The figure below summarizes the key aspects of the design of the conv2d_w3()
layer. The Jupyter Notebook used for validation is gen_vectors.ipynb.
The input memory tile writes samples in linear order, consuming the input tensors of shape (13,16,16) in order from the rightmost dimension first (as in the Numpy convention). Samples are extracted from the input memory tile in a tiled fashion such that the samples may be consumed immediately by the compute without any additional shuffling. Tiles of 8 x 16 samples extract 16 pixels from each of 8 input layers. This corresponds to four separate 4 x 8 sample blocks that may be consumed by a
mac_4x8_8x4()
intrinsic.The compute workload is scheduled across an outer loop over output image rows and an inner loop over output image columns. Each compute produces four pixels for four output channels in a single cycle. The layer produces an output tensor shape of (11,16,64).

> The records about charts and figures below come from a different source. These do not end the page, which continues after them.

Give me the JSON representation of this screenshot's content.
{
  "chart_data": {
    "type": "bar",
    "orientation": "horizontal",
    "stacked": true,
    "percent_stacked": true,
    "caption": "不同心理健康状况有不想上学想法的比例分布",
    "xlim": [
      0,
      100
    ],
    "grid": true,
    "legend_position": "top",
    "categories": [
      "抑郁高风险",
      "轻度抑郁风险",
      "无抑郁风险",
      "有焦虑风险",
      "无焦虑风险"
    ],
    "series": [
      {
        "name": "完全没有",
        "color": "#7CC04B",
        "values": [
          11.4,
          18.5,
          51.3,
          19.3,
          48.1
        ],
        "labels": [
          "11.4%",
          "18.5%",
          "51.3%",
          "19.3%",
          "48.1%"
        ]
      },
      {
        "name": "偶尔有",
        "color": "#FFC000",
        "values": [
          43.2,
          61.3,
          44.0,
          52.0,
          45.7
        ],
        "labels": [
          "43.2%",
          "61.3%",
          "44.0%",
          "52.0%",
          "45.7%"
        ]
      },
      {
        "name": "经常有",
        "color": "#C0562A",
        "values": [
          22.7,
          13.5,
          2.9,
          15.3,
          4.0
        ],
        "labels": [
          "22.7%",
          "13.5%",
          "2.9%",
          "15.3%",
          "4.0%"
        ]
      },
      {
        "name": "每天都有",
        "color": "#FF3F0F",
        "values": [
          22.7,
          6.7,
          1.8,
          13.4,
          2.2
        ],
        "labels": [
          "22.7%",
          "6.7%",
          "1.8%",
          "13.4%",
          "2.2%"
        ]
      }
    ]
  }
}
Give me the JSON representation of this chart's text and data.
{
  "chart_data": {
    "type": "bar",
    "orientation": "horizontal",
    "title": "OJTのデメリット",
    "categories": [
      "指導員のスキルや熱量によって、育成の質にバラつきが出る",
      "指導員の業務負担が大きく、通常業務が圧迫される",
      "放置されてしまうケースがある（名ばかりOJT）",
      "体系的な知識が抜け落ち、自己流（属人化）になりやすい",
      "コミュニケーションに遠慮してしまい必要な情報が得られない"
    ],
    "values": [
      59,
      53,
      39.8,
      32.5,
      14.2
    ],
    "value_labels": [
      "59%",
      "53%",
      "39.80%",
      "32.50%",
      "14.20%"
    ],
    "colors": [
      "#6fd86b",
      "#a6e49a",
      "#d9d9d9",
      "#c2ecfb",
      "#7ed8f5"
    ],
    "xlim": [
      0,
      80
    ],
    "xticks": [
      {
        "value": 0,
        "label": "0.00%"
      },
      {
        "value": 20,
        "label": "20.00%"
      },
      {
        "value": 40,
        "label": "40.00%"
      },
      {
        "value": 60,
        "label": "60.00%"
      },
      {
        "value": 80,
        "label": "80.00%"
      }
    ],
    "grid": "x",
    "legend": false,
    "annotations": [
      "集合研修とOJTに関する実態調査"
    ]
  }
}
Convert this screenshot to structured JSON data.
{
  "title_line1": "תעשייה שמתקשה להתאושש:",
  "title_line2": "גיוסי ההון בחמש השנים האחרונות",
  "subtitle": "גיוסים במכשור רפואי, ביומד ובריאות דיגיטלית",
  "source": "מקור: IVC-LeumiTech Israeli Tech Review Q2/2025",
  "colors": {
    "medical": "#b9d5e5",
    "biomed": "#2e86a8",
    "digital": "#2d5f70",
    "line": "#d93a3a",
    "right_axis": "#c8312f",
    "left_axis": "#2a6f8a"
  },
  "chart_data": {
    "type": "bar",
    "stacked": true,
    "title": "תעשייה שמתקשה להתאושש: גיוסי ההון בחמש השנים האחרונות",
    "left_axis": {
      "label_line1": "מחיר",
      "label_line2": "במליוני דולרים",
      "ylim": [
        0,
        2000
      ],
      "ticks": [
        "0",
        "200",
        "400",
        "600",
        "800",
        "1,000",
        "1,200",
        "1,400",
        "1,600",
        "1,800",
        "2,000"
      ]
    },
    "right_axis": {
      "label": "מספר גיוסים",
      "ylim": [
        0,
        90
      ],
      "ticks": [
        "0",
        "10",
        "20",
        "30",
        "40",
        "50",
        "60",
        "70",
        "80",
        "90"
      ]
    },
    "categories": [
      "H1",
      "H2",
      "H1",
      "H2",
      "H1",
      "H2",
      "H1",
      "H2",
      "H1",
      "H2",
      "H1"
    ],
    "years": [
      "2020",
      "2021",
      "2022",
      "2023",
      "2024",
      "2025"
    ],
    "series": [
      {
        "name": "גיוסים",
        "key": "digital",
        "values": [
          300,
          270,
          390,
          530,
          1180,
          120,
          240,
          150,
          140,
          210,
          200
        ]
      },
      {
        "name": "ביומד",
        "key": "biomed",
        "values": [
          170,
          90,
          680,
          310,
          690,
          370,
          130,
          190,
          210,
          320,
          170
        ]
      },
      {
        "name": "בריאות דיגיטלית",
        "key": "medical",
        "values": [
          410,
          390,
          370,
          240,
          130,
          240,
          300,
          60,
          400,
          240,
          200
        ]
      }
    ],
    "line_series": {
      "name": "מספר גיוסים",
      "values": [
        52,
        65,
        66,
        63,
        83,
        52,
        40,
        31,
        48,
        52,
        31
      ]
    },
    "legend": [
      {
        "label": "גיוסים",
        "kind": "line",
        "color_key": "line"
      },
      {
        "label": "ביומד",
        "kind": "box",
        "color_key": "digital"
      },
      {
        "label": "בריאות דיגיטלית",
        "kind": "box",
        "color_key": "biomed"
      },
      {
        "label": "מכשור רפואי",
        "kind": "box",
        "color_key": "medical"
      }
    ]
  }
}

A loop II=12 cycles is achieved for 12 MAC operations (100% inner loop efficiency).
The output memory tile stores samples in 4x4 tiles such that no output shuffling is required by the core itself; it is handled by the memory tile DMA engine. Samples are written in this tiled manner into the output memory tile so they can be easily extracted in output tensor order (11,16,64) for the subsequent layer to follow.